Return of smaller landlords
The buy-to-let market has also been impacted by regulation, but Tugwell believes despite generally gloomy predictions there may be some resurgence from those with smaller portfolios.
This, he suggests, may well be driven by poor savings rates for cash making property remain an attractive investment vehicle.
“There’s definitely been a slowdown in new landlords coming in, the ones with one or two properties that people were invested in, although that’s recently started to pick up again,” he said.
“The early signs are that the smaller buy-to-let investor hasn’t been completely cut off by the changes, having time to think about it and what to do next.
“I‘m encouraged by the fact that people are coming back in, but I think they are coming back in with their eyes more open and their ability to understand the implications more honed, and that’s for advisers and customers alike,” he added.
A market that needed change
Another of the regulations to hit landlords is due in April with tighter restrictions around energy certificates for rented properties.
This has garnered less attention than the tax and portfolio lending changes, but could still have a notable impact.
Tugwell is unsure what the impact will be, but Together has been preparing to make sure all its underwriting processes are in place.
“There are some very good systems out there that help the broker list exactly what they are looking at and allow lenders to see that in a very easy format – so we’re working with them to see how we can get the business presented in the right way,” he said.
“So it’s another regulation change and it’s a complex market, but it’s one that needed a rejig. No regulation is bad as long as people understand it and can use it properly,” he added.
Network and club rollout
Last year was a positive one for Together as it grew monthly lending totals and took its loan book to more than £2.5bn.

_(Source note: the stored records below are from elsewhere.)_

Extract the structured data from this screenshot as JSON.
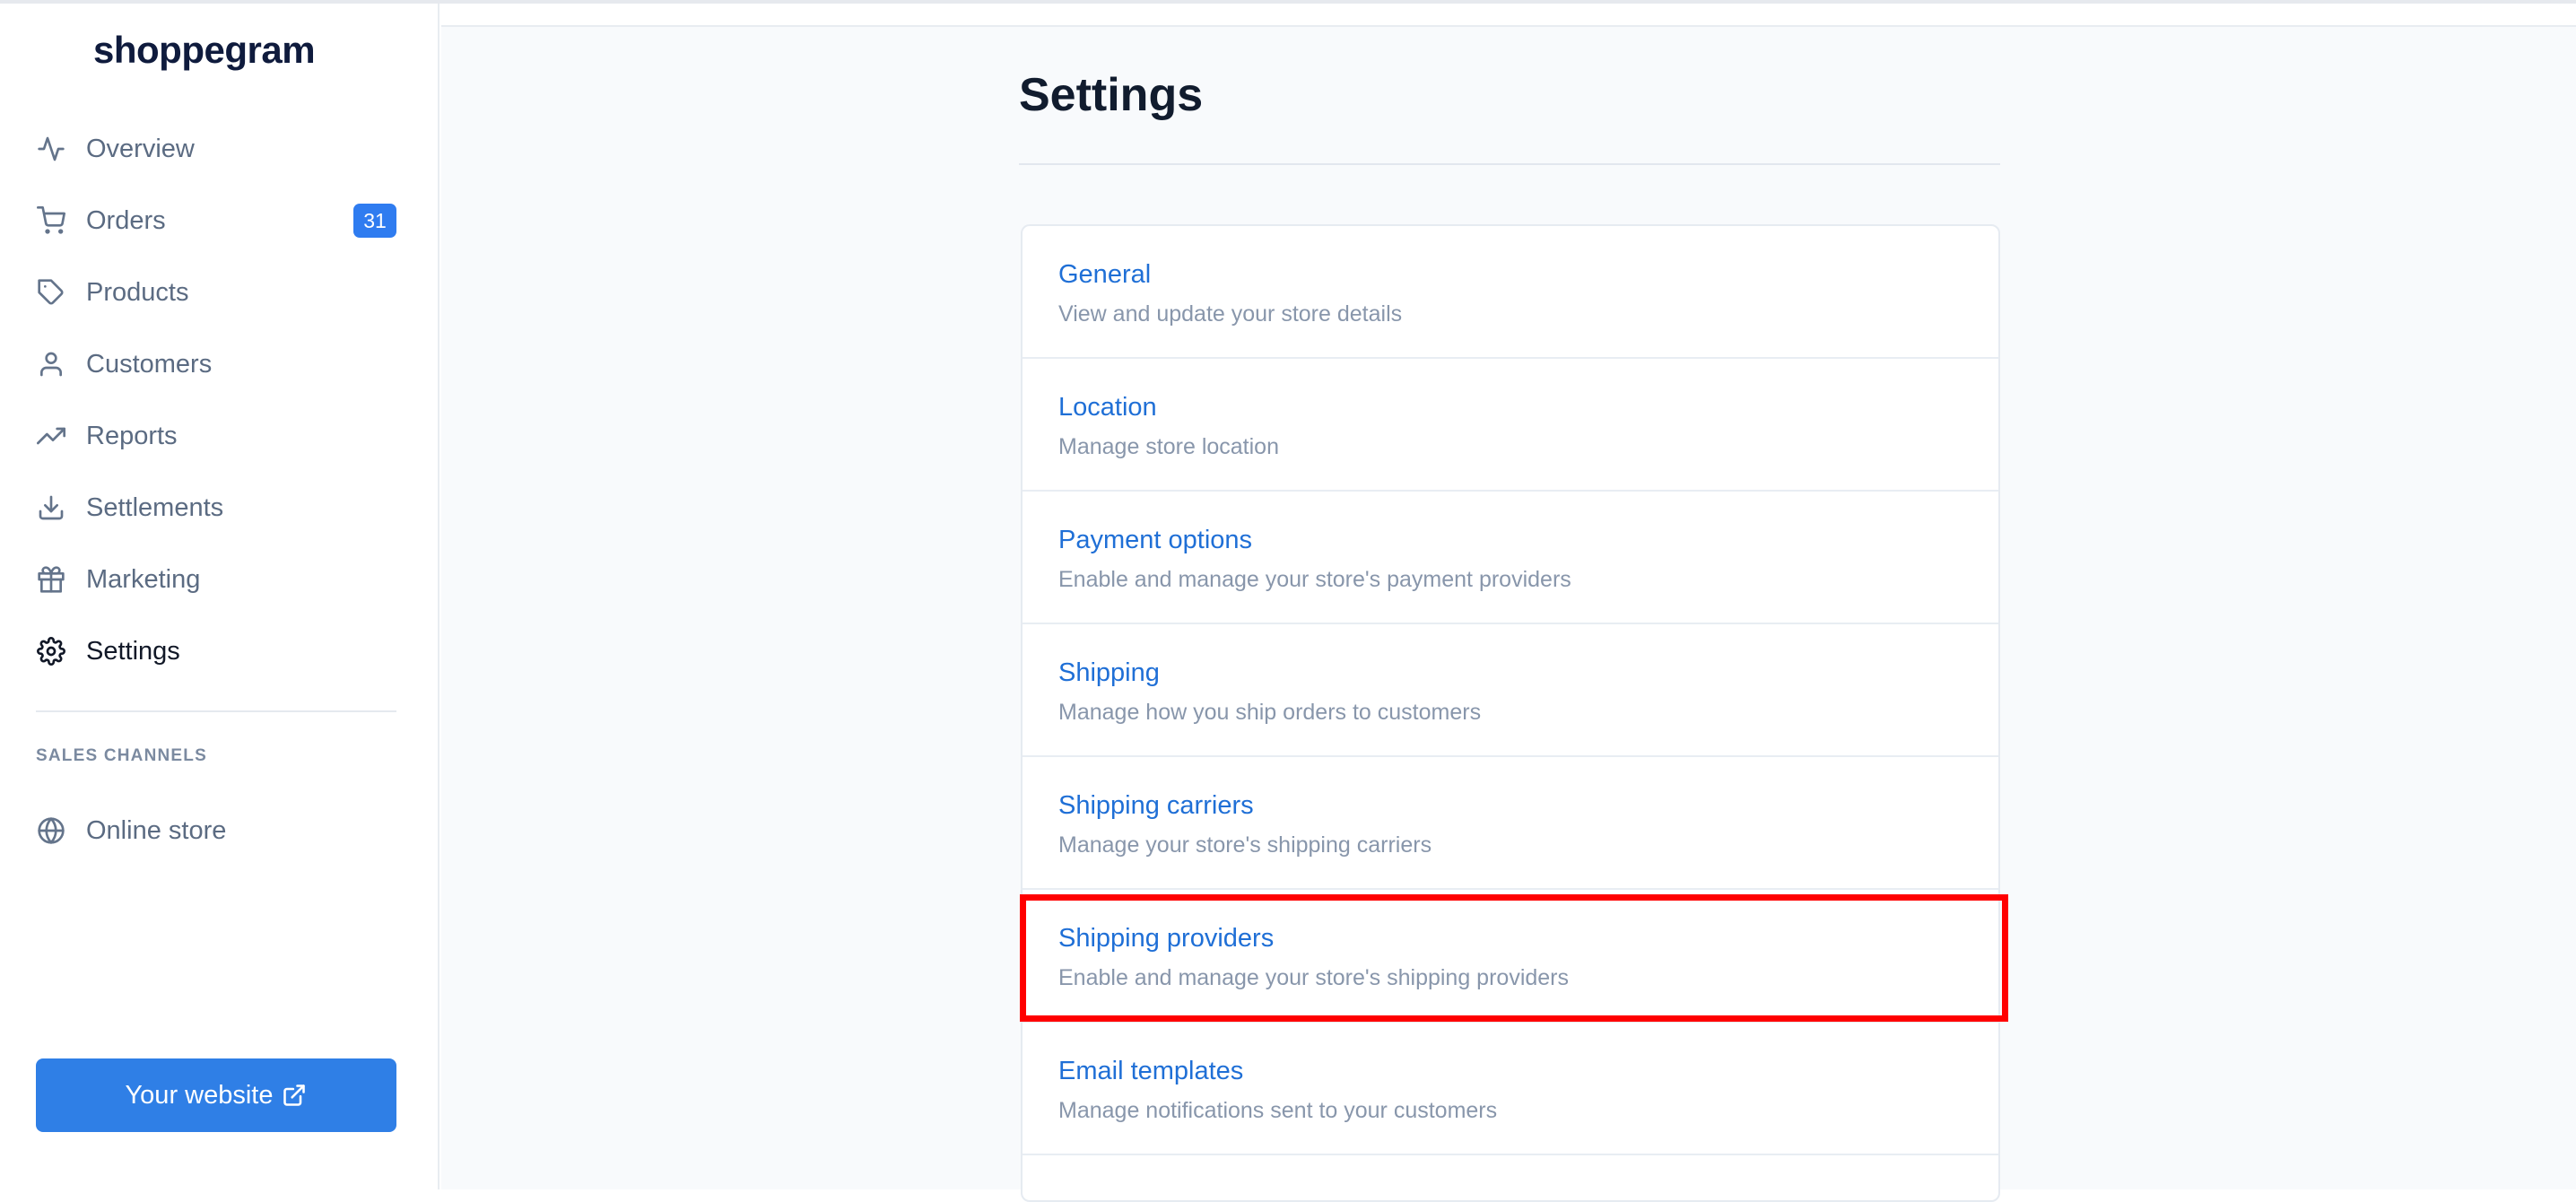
{
  "app": {
    "logo_text": "shoppegram"
  },
  "sidebar": {
    "items": [
      {
        "label": "Overview",
        "icon": "activity-icon"
      },
      {
        "label": "Orders",
        "icon": "cart-icon",
        "badge": "31"
      },
      {
        "label": "Products",
        "icon": "tag-icon"
      },
      {
        "label": "Customers",
        "icon": "user-icon"
      },
      {
        "label": "Reports",
        "icon": "trending-up-icon"
      },
      {
        "label": "Settlements",
        "icon": "download-icon"
      },
      {
        "label": "Marketing",
        "icon": "gift-icon"
      },
      {
        "label": "Settings",
        "icon": "gear-icon",
        "active": true
      }
    ],
    "section_label": "SALES CHANNELS",
    "channels": [
      {
        "label": "Online store",
        "icon": "globe-icon"
      }
    ],
    "website_button": "Your website"
  },
  "main": {
    "title": "Settings",
    "settings": [
      {
        "title": "General",
        "description": "View and update your store details"
      },
      {
        "title": "Location",
        "description": "Manage store location"
      },
      {
        "title": "Payment options",
        "description": "Enable and manage your store's payment providers"
      },
      {
        "title": "Shipping",
        "description": "Manage how you ship orders to customers"
      },
      {
        "title": "Shipping carriers",
        "description": "Manage your store's shipping carriers"
      },
      {
        "title": "Shipping providers",
        "description": "Enable and manage your store's shipping providers",
        "highlighted": true
      },
      {
        "title": "Email templates",
        "description": "Manage notifications sent to your customers"
      }
    ]
  },
  "colors": {
    "accent": "#2f7fe6",
    "link": "#1f6fd6",
    "highlight": "#ff0000",
    "badge": "#2f7cf0"
  }
}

After spending some time working predominantly with specialist packagers it is now rolling out to network and mortgage clubs – and is in discussions to broaden its pa.
“Our numbers are going well and our aim was to extend distribution,” he said.
“We’re trying to open up distribution to clubs and networks in particular to give brokers a choice – package or come to us direct.
“We’re in discussion with others too because as far as we’re concerned it’s about widening distribution so that as many brokers as possible understand the specialist market,” he added.
The lender is seeing many brokers using it for the first time and finding a growing awareness that there are lots of clients that the specialist sector can help, which the high street lenders are unable to.
In particular it is those with several unusual elements, perhaps being self-employed, high net worth, borrowing into retirement, or interest-only that are coming most regularly.
“If they’ve got two of those things, the chances are the high street is not the place for them,” Tugwell concluded.